JinaAI

Light JINA AI MCP

THIS IS ARCHIVE Find better succesor: https://github.com/ciborro/webskim

Jina MCP Server

Model Context Protocol (MCP) server for Jina.AI Reader and Search APIs.

Version 1.0.0

A lightweight, efficient MCP server for Jina.AI APIs

  • ✅ 9 fully tested MCP tools
  • ✅ Complete Reader and Search API support
  • ✅ Advanced filtering and extraction options
  • ✅ Parallel operations with concurrent request handling
  • ✅ Comprehensive error handling and logging
  • ✅ 50% token reduction vs. alternative implementations
  • ✅ Production-ready with full documentation

Documentation

Overview

This MCP server provides 9 tools to interact with Jina.AI APIs:

Reader API Tools (5)

  1. primer - Get server status and system information
  2. read_url - Extract content from a URL
  3. capture_screenshot_url - Capture a screenshot of a webpage
  4. guess_datetime_url - Detect publication date from a URL
  5. parallel_read_url - Read multiple URLs concurrently

Search API Tools (4)

  1. search_web - Perform web search with advanced filtering
  2. search_arxiv - Search academic papers on ArXiv
  3. search_images - Search for images
  4. parallel_search_web - Perform multiple web searches concurrently

Installation & Quick Start

Clone and Install

# Clone the repository
git clone https://github.com/ciborro/jina-light-mcp.git
cd jina-mcp-server

# Install dependencies
npm install

# Build TypeScript
npm run build

# Install globally (optional)
npm install -g .

Verify Installation

# Check if installed globally
which jina-mcp-server

# Start the server
npm start

You should see:

[INFO] Jina MCP Server starting...
[INFO] Registered 9 tools
[OK] Jina MCP Server running on stdio transport

For detailed setup instructions, see Quick Start Guide.

Configuration

Set Your API Key

Create a .env file in the project root with your Jina API key:

echo "JINA_API_KEY=your_api_key_here" > .env

Or edit the .env file directly:

JINA_API_KEY=jina_xxxxxxxxxxxxxxxxxxxxx

You can get a free API key from https://jina.ai/api

Usage

Local Testing with MCP Inspector

npm run dev

The server will start on stdio transport.

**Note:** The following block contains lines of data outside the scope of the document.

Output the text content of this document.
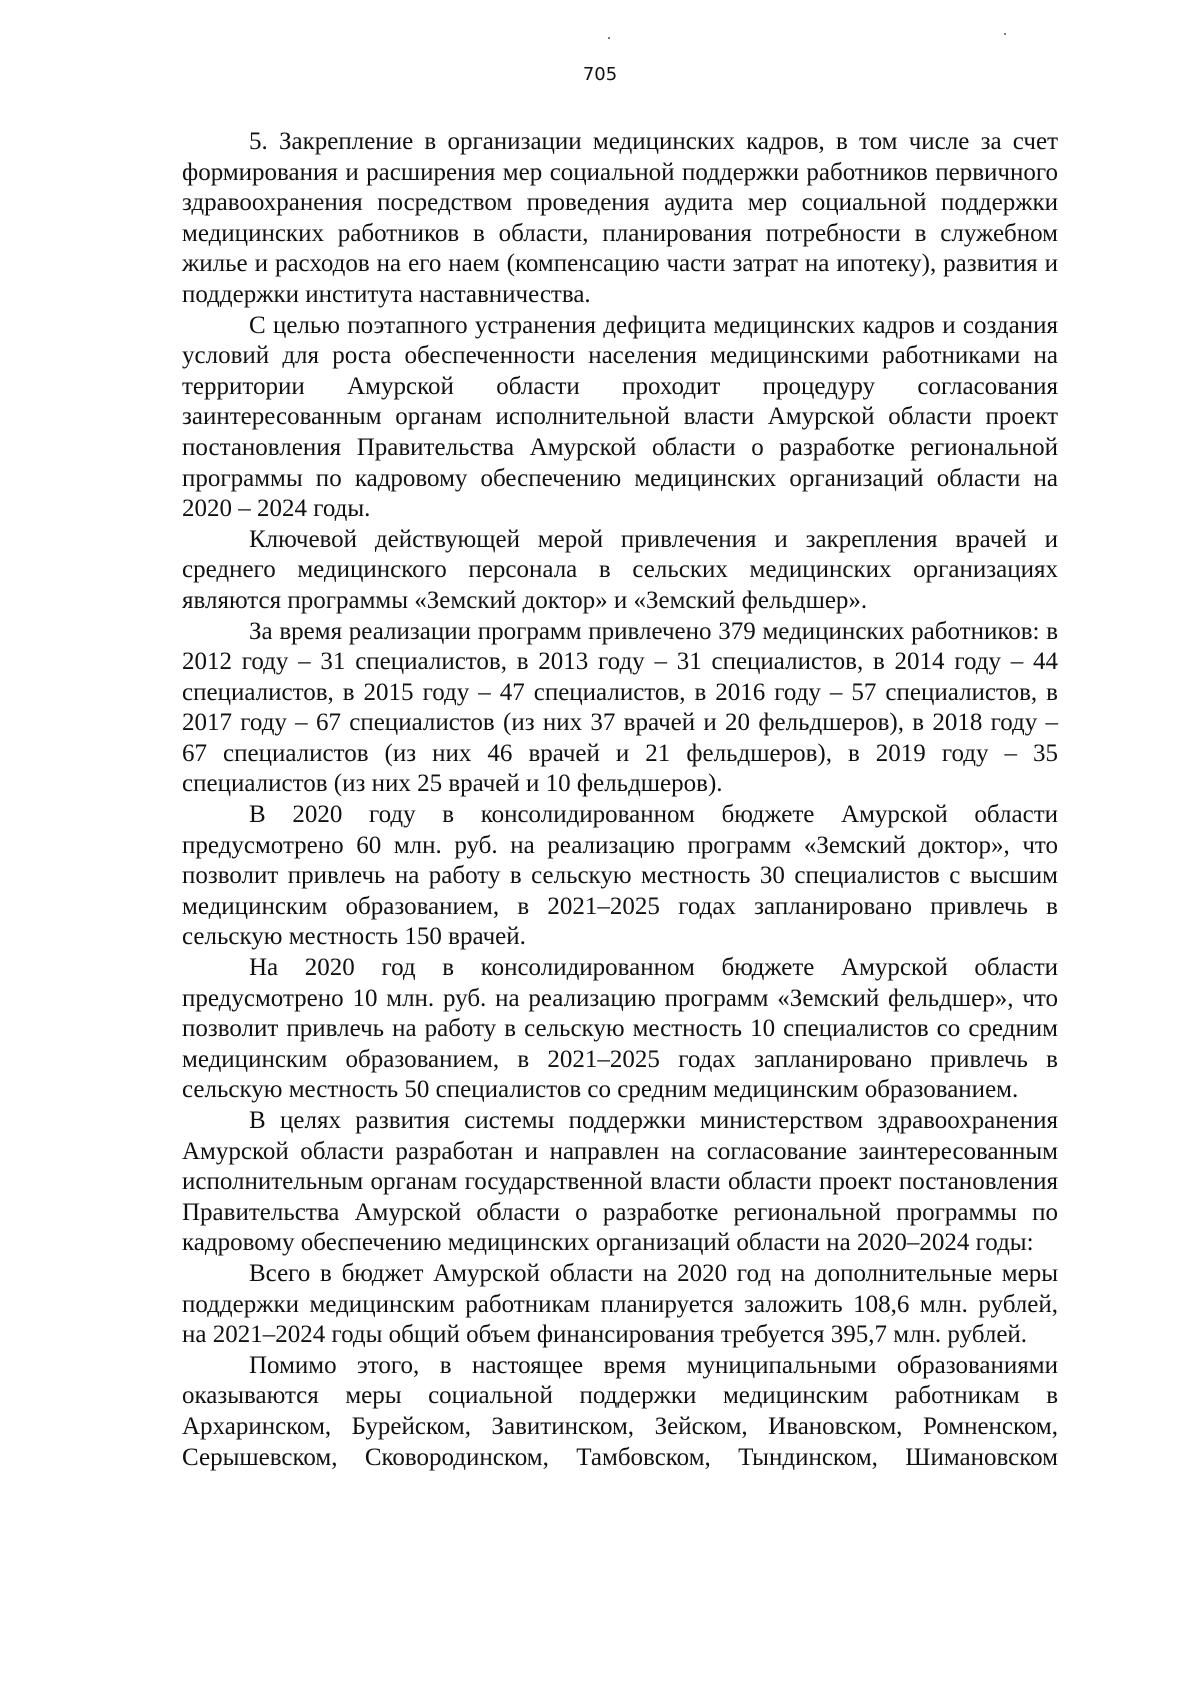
705

5. Закрепление в организации медицинских кадров, в том числе за счет формирования и расширения мер социальной поддержки работников первичного здравоохранения посредством проведения аудита мер социальной поддержки медицинских работников в области, планирования потребности в служебном жилье и расходов на его наем (компенсацию части затрат на ипотеку), развития и поддержки института наставничества.

С целью поэтапного устранения дефицита медицинских кадров и создания условий для роста обеспеченности населения медицинскими работниками на территории Амурской области проходит процедуру согласования заинтересованным органам исполнительной власти Амурской области проект постановления Правительства Амурской области о разработке региональной программы по кадровому обеспечению медицинских организаций области на 2020 – 2024 годы.

Ключевой действующей мерой привлечения и закрепления врачей и среднего медицинского персонала в сельских медицинских организациях являются программы «Земский доктор» и «Земский фельдшер».

За время реализации программ привлечено 379 медицинских работников: в 2012 году – 31 специалистов, в 2013 году – 31 специалистов, в 2014 году – 44 специалистов, в 2015 году – 47 специалистов, в 2016 году – 57 специалистов, в 2017 году – 67 специалистов (из них 37 врачей и 20 фельдшеров), в 2018 году – 67 специалистов (из них 46 врачей и 21 фельдшеров), в 2019 году – 35 специалистов (из них 25 врачей и 10 фельдшеров).

В 2020 году в консолидированном бюджете Амурской области предусмотрено 60 млн. руб. на реализацию программ «Земский доктор», что позволит привлечь на работу в сельскую местность 30 специалистов с высшим медицинским образованием, в 2021–2025 годах запланировано привлечь в сельскую местность 150 врачей.

На 2020 год в консолидированном бюджете Амурской области предусмотрено 10 млн. руб. на реализацию программ «Земский фельдшер», что позволит привлечь на работу в сельскую местность 10 специалистов со средним медицинским образованием, в 2021–2025 годах запланировано привлечь в сельскую местность 50 специалистов со средним медицинским образованием.

В целях развития системы поддержки министерством здравоохранения Амурской области разработан и направлен на согласование заинтересованным исполнительным органам государственной власти области проект постановления Правительства Амурской области о разработке региональной программы по кадровому обеспечению медицинских организаций области на 2020–2024 годы:

Всего в бюджет Амурской области на 2020 год на дополнительные меры поддержки медицинским работникам планируется заложить 108,6 млн. рублей, на 2021–2024 годы общий объем финансирования требуется 395,7 млн. рублей.

Помимо этого, в настоящее время муниципальными образованиями оказываются меры социальной поддержки медицинским работникам в Архаринском, Бурейском, Завитинском, Зейском, Ивановском, Ромненском, Серышевском, Сковородинском, Тамбовском, Тындинском, Шимановском
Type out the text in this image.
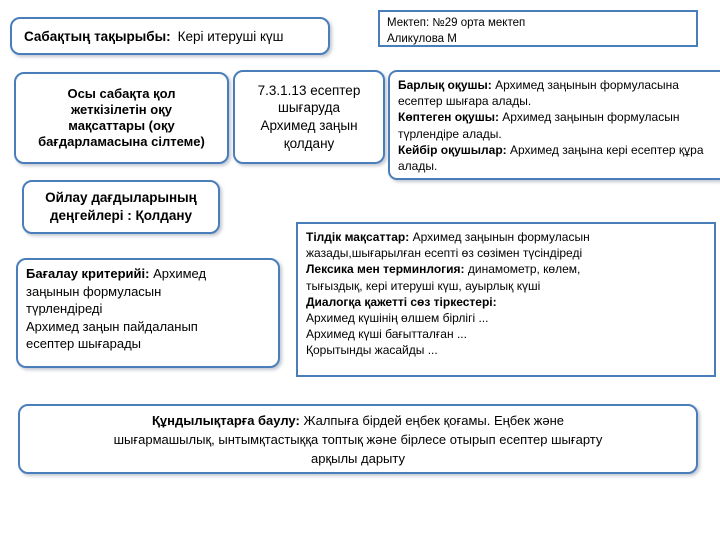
Сабақтың тақырыбы: Кері итеруші күш
Мектеп: №29 орта мектеп
Аликулова М
Осы сабақта қол
жеткізілетін оқу
мақсаттары (оқу
бағдарламасына сілтеме)
7.3.1.13 есептер
шығаруда
Архимед заңын
қолдану
Барлық оқушы: Архимед заңынын формуласына есептер шығара алады.
Көптеген оқушы: Архимед заңынын формуласын түрлендіре алады.
Кейбір оқушылар: Архимед заңына кері есептер құра алады.
Ойлау дағдыларының
деңгейлері : Қолдану
Бағалау критерийі: Архимед
заңынын формуласын
түрлендіреді
Архимед заңын пайдаланып
есептер шығарады
Тілдік мақсаттар: Архимед заңынын формуласын
жазады,шығарылған есепті өз сөзімен түсіндіреді
Лексика мен терминлогия: динамометр, көлем,
тығыздық, кері итеруші күш, ауырлық күші
Диалогқа қажетті сөз тіркестері:
Архимед күшінің өлшем бірлігі ...
Архимед күші бағытталған ...
Қорытынды жасайды ...
Құндылықтарға баулу: Жалпыға бірдей еңбек қоғамы. Еңбек және
шығармашылық, ынтымқтастыққа топтық және бірлесе отырып есептер шығарту
арқылы дарыту
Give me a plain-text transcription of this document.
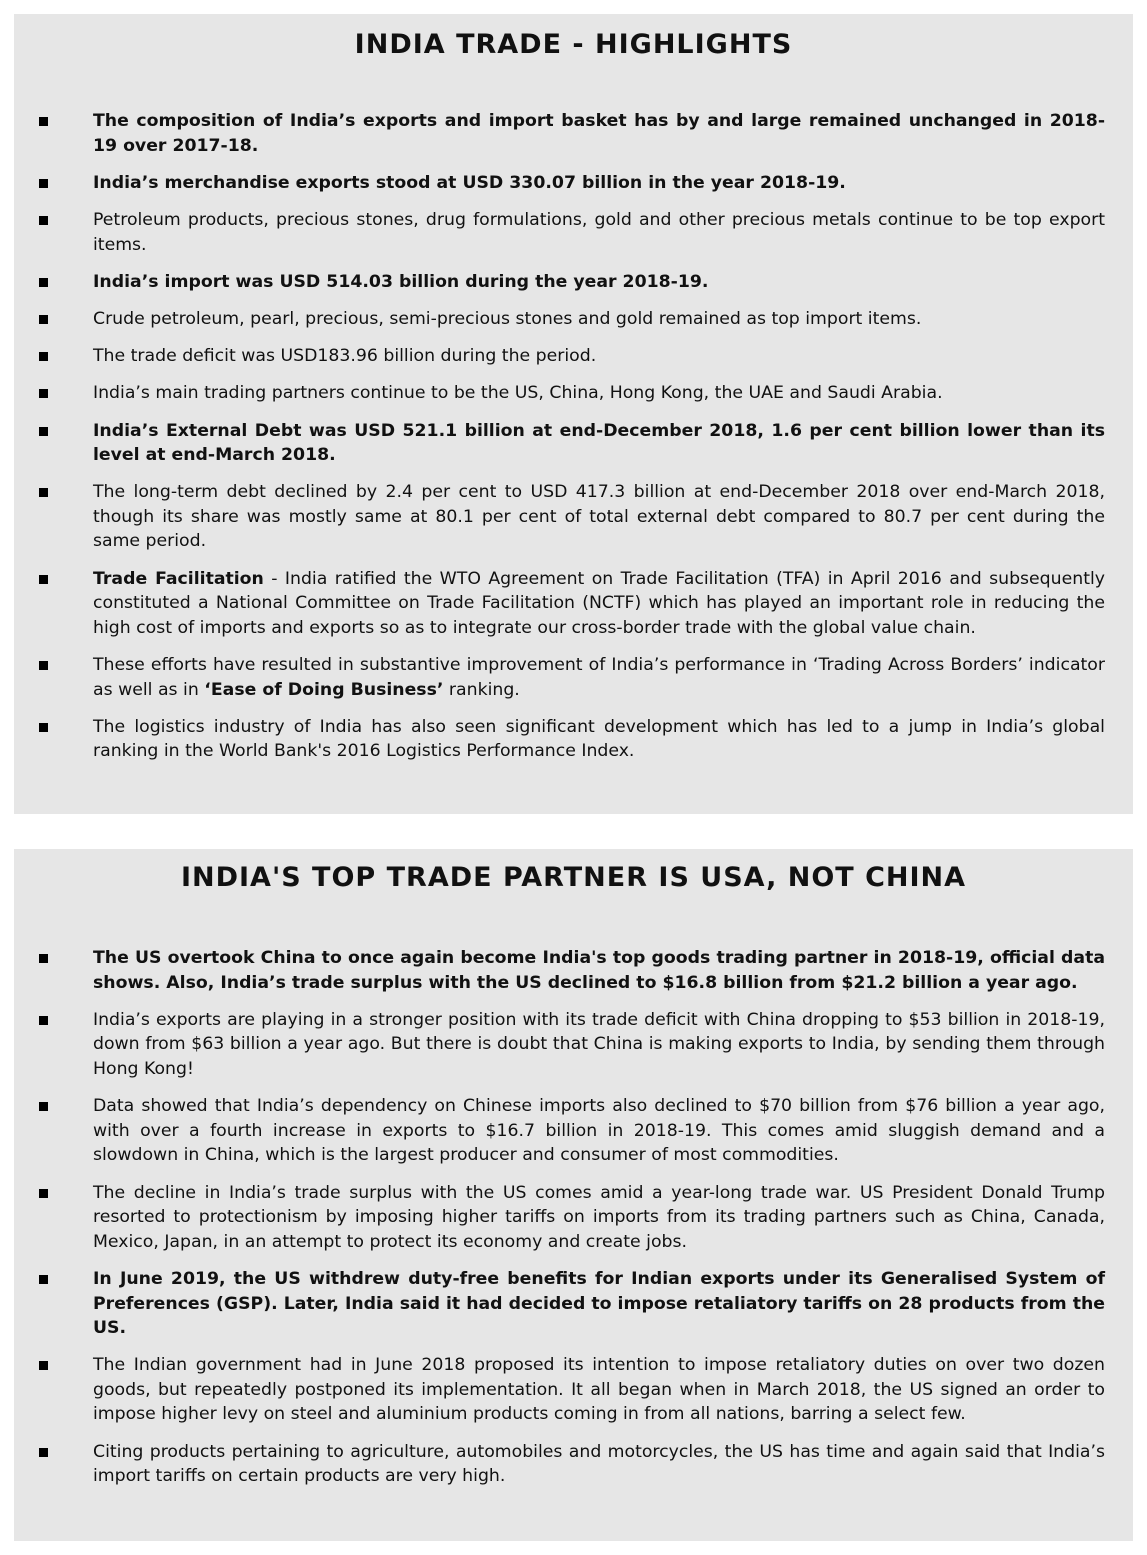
INDIA TRADE - HIGHLIGHTS
The composition of India’s exports and import basket has by and large remained unchanged in 2018-19 over 2017-18.
India’s merchandise exports stood at USD 330.07 billion in the year 2018-19.
Petroleum products, precious stones, drug formulations, gold and other precious metals continue to be top export items.
India’s import was USD 514.03 billion during the year 2018-19.
Crude petroleum, pearl, precious, semi-precious stones and gold remained as top import items.
The trade deficit was USD183.96 billion during the period.
India’s main trading partners continue to be the US, China, Hong Kong, the UAE and Saudi Arabia.
India’s External Debt was USD 521.1 billion at end-December 2018, 1.6 per cent billion lower than its level at end-March 2018.
The long-term debt declined by 2.4 per cent to USD 417.3 billion at end-December 2018 over end-March 2018, though its share was mostly same at 80.1 per cent of total external debt compared to 80.7 per cent during the same period.
Trade Facilitation - India ratified the WTO Agreement on Trade Facilitation (TFA) in April 2016 and subsequently constituted a National Committee on Trade Facilitation (NCTF) which has played an important role in reducing the high cost of imports and exports so as to integrate our cross-border trade with the global value chain.
These efforts have resulted in substantive improvement of India’s performance in ‘Trading Across Borders’ indicator as well as in ‘Ease of Doing Business’ ranking.
The logistics industry of India has also seen significant development which has led to a jump in India’s global ranking in the World Bank's 2016 Logistics Performance Index.
INDIA'S TOP TRADE PARTNER IS USA, NOT CHINA
The US overtook China to once again become India's top goods trading partner in 2018-19, official data shows. Also, India’s trade surplus with the US declined to $16.8 billion from $21.2 billion a year ago.
India’s exports are playing in a stronger position with its trade deficit with China dropping to $53 billion in 2018-19, down from $63 billion a year ago. But there is doubt that China is making exports to India, by sending them through Hong Kong!
Data showed that India’s dependency on Chinese imports also declined to $70 billion from $76 billion a year ago, with over a fourth increase in exports to $16.7 billion in 2018-19. This comes amid sluggish demand and a slowdown in China, which is the largest producer and consumer of most commodities.
The decline in India’s trade surplus with the US comes amid a year-long trade war. US President Donald Trump resorted to protectionism by imposing higher tariffs on imports from its trading partners such as China, Canada, Mexico, Japan, in an attempt to protect its economy and create jobs.
In June 2019, the US withdrew duty-free benefits for Indian exports under its Generalised System of Preferences (GSP). Later, India said it had decided to impose retaliatory tariffs on 28 products from the US.
The Indian government had in June 2018 proposed its intention to impose retaliatory duties on over two dozen goods, but repeatedly postponed its implementation. It all began when in March 2018, the US signed an order to impose higher levy on steel and aluminium products coming in from all nations, barring a select few.
Citing products pertaining to agriculture, automobiles and motorcycles, the US has time and again said that India’s import tariffs on certain products are very high.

In another terminal, use mcp-cli or MCP Inspector to test:

npx @modelcontextprotocol/inspector npx npm start

This opens a web UI at http://localhost:5173 where you can test each tool.

Claude Desktop Integration (Local)

Add to ~/Library/Application\ Support/Claude/claude_desktop_config.json:

{
  "mcpServers": {
    "jina-mcp-local": {
      "command": "npm",
      "args": ["start"],
      "cwd": "/path/to/jina-mcp-server",
      "env": {
        "JINA_API_KEY": "your_jina_api_key_here"
      }
    }
  }
}

Replace /path/to/jina-mcp-server with your actual installation directory (e.g., /Users/yourname/projects/jina-mcp-server or /home/yourname/jina-mcp-server).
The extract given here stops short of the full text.